Stuck in Commuter Hell? You Can Still Be Productive

Workers commute an average 38 minutes each way between home and work—a trip that can feel like a dreadful chore before the workday even begins. In fact, long commutes lower job satisfaction and increase employee turnover.

Now, recent research provides some advice to ease the pain of the commute: Employees should think about work on the way to work by mentally mapping out a plan for their day.

By using the travel time as an opportunity to get into the work mindset, employees are giving themselves a chance to make an easier mental shift from their home role to their work role, and ultimately, this makes people feel happier about their jobs, according to the working paper Between Home and Work: Commuting as an Opportunity for Role Transitions.

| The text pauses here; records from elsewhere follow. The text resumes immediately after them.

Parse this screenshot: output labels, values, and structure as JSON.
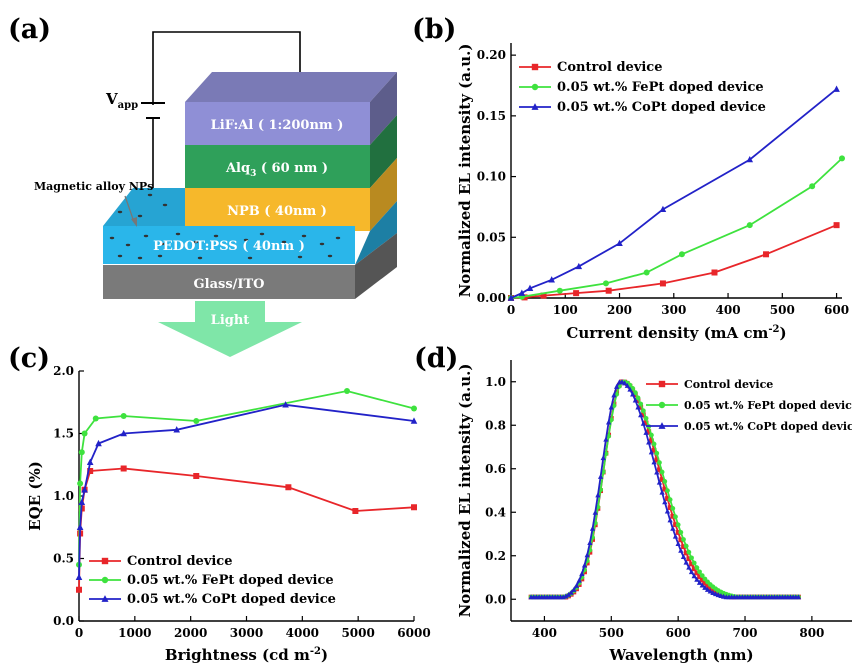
{
  "panels": {
    "a": "(a)",
    "b": "(b)",
    "c": "(c)",
    "d": "(d)"
  },
  "device": {
    "vapp": "V",
    "vapp_sub": "app",
    "np_label": "Magnetic alloy NPs",
    "light": "Light",
    "layers": {
      "lif": "LiF:Al ( 1:200nm )",
      "alq_main": "Alq",
      "alq_sub": "3",
      "alq_rest": " ( 60 nm )",
      "npb": "NPB ( 40nm )",
      "pedot": "PEDOT:PSS ( 40nm )",
      "glass": "Glass/ITO"
    },
    "colors": {
      "lif": "#8f8fd6",
      "alq": "#2fa05a",
      "npb": "#f6b82b",
      "pedot": "#2ab6ea",
      "glass": "#7a7a7a",
      "light": "#7fe6a8"
    }
  },
  "chart_data": [
    {
      "id": "b",
      "type": "line",
      "xlabel_main": "Current density (mA cm",
      "xlabel_sup": "-2",
      "xlabel_end": ")",
      "ylabel": "Normalized EL intensity (a.u.)",
      "xlim": [
        0,
        610
      ],
      "ylim": [
        0,
        0.21
      ],
      "xticks": [
        0,
        100,
        200,
        300,
        400,
        500,
        600
      ],
      "yticks": [
        0.0,
        0.05,
        0.1,
        0.15,
        0.2
      ],
      "ytick_labels": [
        "0.00",
        "0.05",
        "0.10",
        "0.15",
        "0.20"
      ],
      "legend_position": "top-left",
      "series": [
        {
          "name": "Control device",
          "color": "#e8262a",
          "marker": "square",
          "x": [
            0,
            25,
            60,
            120,
            180,
            280,
            375,
            470,
            600
          ],
          "y": [
            0,
            0.0005,
            0.002,
            0.004,
            0.006,
            0.012,
            0.021,
            0.036,
            0.06
          ]
        },
        {
          "name": "0.05 wt.% FePt doped device",
          "color": "#3ee23e",
          "marker": "circle",
          "x": [
            0,
            20,
            90,
            175,
            250,
            315,
            440,
            555,
            610
          ],
          "y": [
            0,
            0.001,
            0.006,
            0.012,
            0.021,
            0.036,
            0.06,
            0.092,
            0.115
          ]
        },
        {
          "name": "0.05 wt.% CoPt doped device",
          "color": "#2222c8",
          "marker": "triangle",
          "x": [
            0,
            20,
            35,
            75,
            125,
            200,
            280,
            440,
            600
          ],
          "y": [
            0,
            0.004,
            0.008,
            0.015,
            0.026,
            0.045,
            0.073,
            0.114,
            0.172
          ]
        }
      ]
    },
    {
      "id": "c",
      "type": "line",
      "xlabel_main": "Brightness (cd m",
      "xlabel_sup": "-2",
      "xlabel_end": ")",
      "ylabel": "EQE (%)",
      "xlim": [
        0,
        6000
      ],
      "ylim": [
        0,
        2.0
      ],
      "xticks": [
        0,
        1000,
        2000,
        3000,
        4000,
        5000,
        6000
      ],
      "yticks": [
        0.0,
        0.5,
        1.0,
        1.5,
        2.0
      ],
      "ytick_labels": [
        "0.0",
        "0.5",
        "1.0",
        "1.5",
        "2.0"
      ],
      "legend_position": "bottom-left",
      "series": [
        {
          "name": "Control device",
          "color": "#e8262a",
          "marker": "square",
          "x": [
            0,
            20,
            50,
            100,
            200,
            800,
            2100,
            3750,
            4950,
            6000
          ],
          "y": [
            0.25,
            0.7,
            0.9,
            1.05,
            1.2,
            1.22,
            1.16,
            1.07,
            0.88,
            0.91
          ]
        },
        {
          "name": "0.05 wt.% FePt doped device",
          "color": "#3ee23e",
          "marker": "circle",
          "x": [
            0,
            20,
            50,
            100,
            300,
            800,
            2100,
            4800,
            6000
          ],
          "y": [
            0.45,
            1.1,
            1.35,
            1.5,
            1.62,
            1.64,
            1.6,
            1.84,
            1.7
          ]
        },
        {
          "name": "0.05 wt.% CoPt doped device",
          "color": "#2222c8",
          "marker": "triangle",
          "x": [
            0,
            20,
            50,
            100,
            200,
            350,
            800,
            1750,
            3700,
            6000
          ],
          "y": [
            0.35,
            0.75,
            0.95,
            1.05,
            1.27,
            1.42,
            1.5,
            1.53,
            1.73,
            1.6
          ]
        }
      ]
    },
    {
      "id": "d",
      "type": "line",
      "xlabel_main": "Wavelength (nm)",
      "xlabel_sup": "",
      "xlabel_end": "",
      "ylabel": "Normalized EL intensity (a.u.)",
      "xlim": [
        350,
        860
      ],
      "ylim": [
        -0.1,
        1.1
      ],
      "xticks": [
        400,
        500,
        600,
        700,
        800
      ],
      "yticks": [
        0.0,
        0.2,
        0.4,
        0.6,
        0.8,
        1.0
      ],
      "ytick_labels": [
        "0.0",
        "0.2",
        "0.4",
        "0.6",
        "0.8",
        "1.0"
      ],
      "legend_position": "top-right",
      "x_range": [
        380,
        780
      ],
      "x_step": 4,
      "series": [
        {
          "name": "Control device",
          "color": "#e8262a",
          "marker": "square",
          "peak": 517,
          "sigma_left": 28,
          "sigma_right": 54,
          "floor": 0.01
        },
        {
          "name": "0.05 wt.% FePt doped device",
          "color": "#3ee23e",
          "marker": "circle",
          "peak": 518,
          "sigma_left": 29,
          "sigma_right": 56,
          "floor": 0.01
        },
        {
          "name": "0.05 wt.% CoPt doped device",
          "color": "#2222c8",
          "marker": "triangle",
          "peak": 514,
          "sigma_left": 28,
          "sigma_right": 52,
          "floor": 0.01
        }
      ]
    }
  ]
}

Meanwhile, doing relaxing or purely pleasurable things on the way to the office, like listening to music in the car or scrolling through social media on the train, may actually interfere with people’s ability to transition into work mode smoothly—which makes them feel gloomier about their jobs and more likely to quit.

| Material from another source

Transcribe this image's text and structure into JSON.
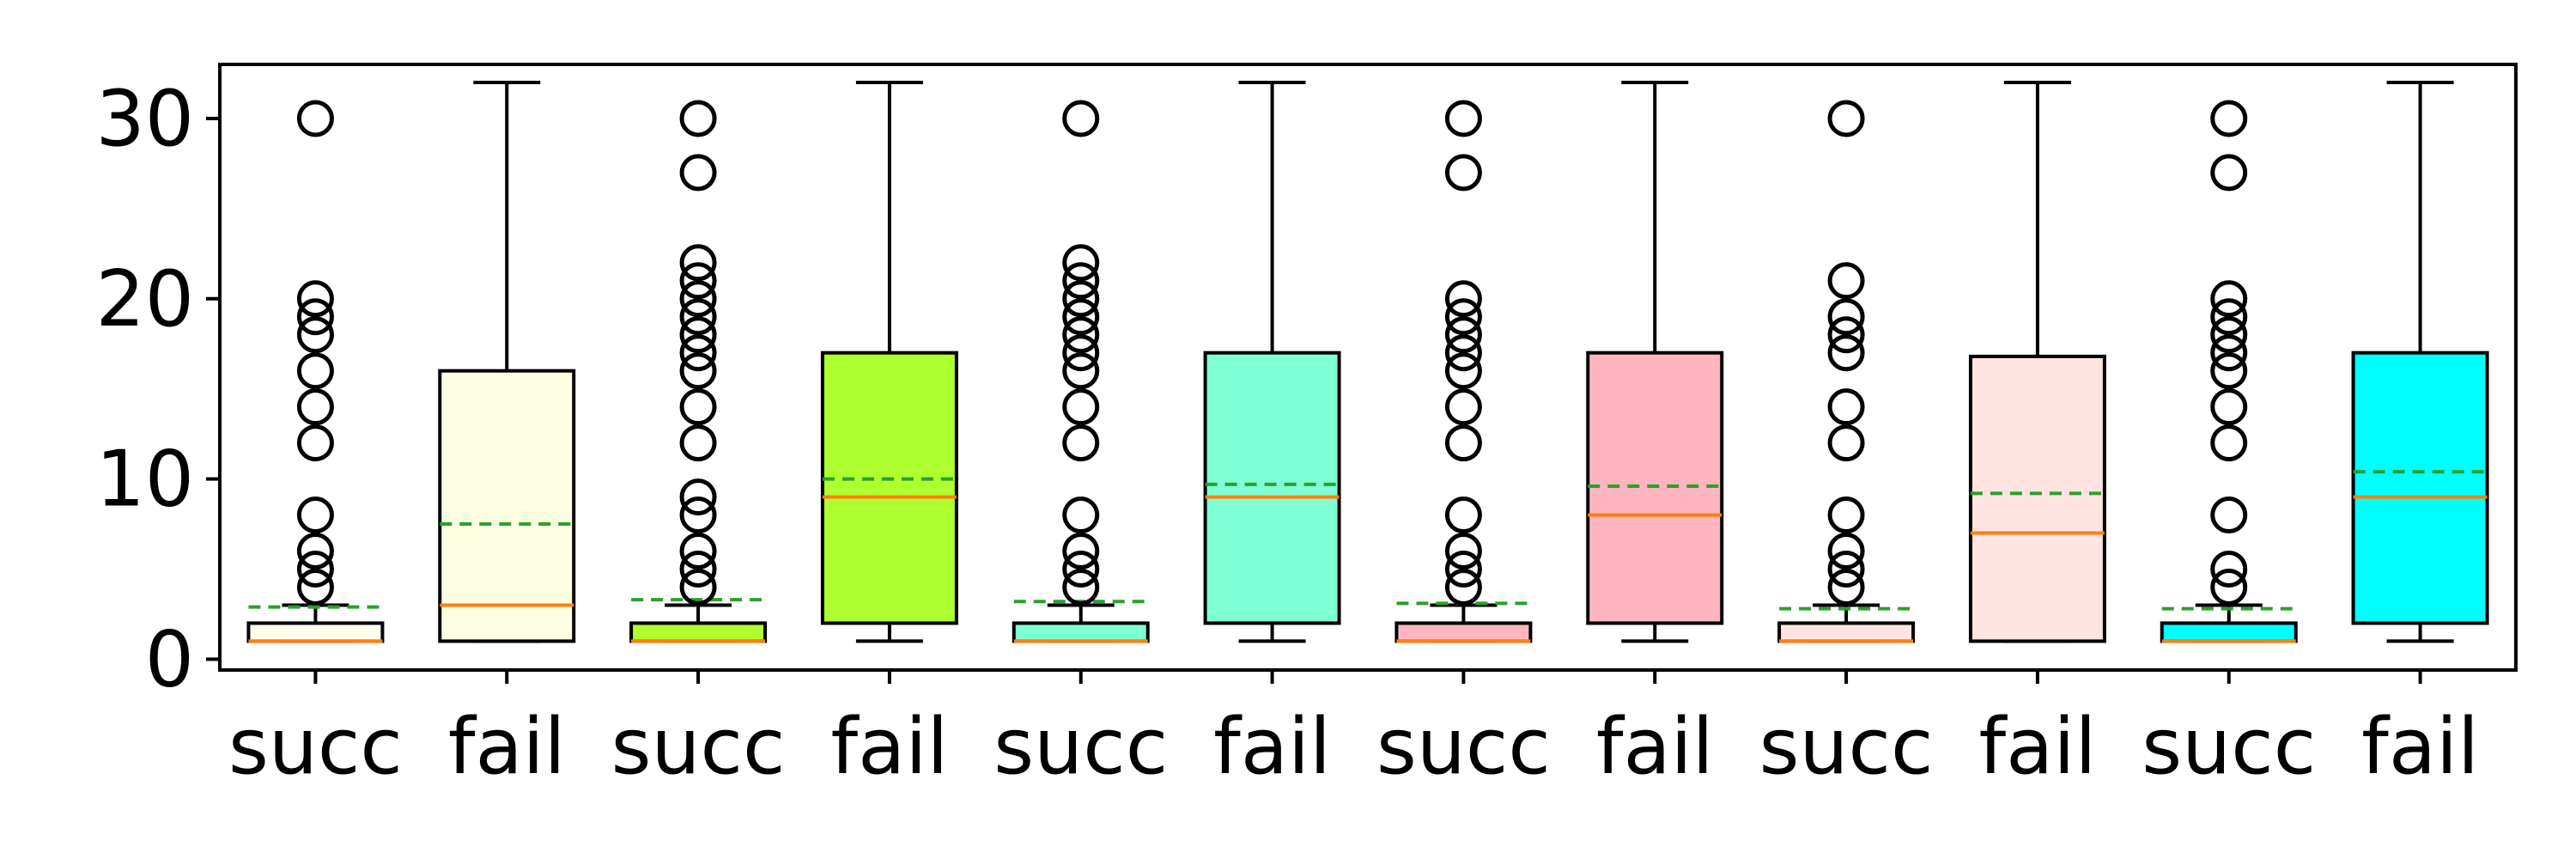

“I was surprised with this finding myself,” Harvard Business School Professor Francesca Gino says. “The idea that we need to work to transition from our home role to our work role is not always intuitive. One would think that switching roles is as easy as putting on a different hat. It turns out that transitioning between roles takes time and effort, and it’s a part of the day we need to pay more attention to.”

Gino, the Tandon Family Professor of Business Administration, coauthored the paper with Jon M. Jachimowicz of Columbia Business School; Julia J. Lee of the Ross School of Business at the University of Michigan; Bradley R. Staats of the University of North Carolina at Chapel Hill; and Jochen I. Menges of the University of Zurich.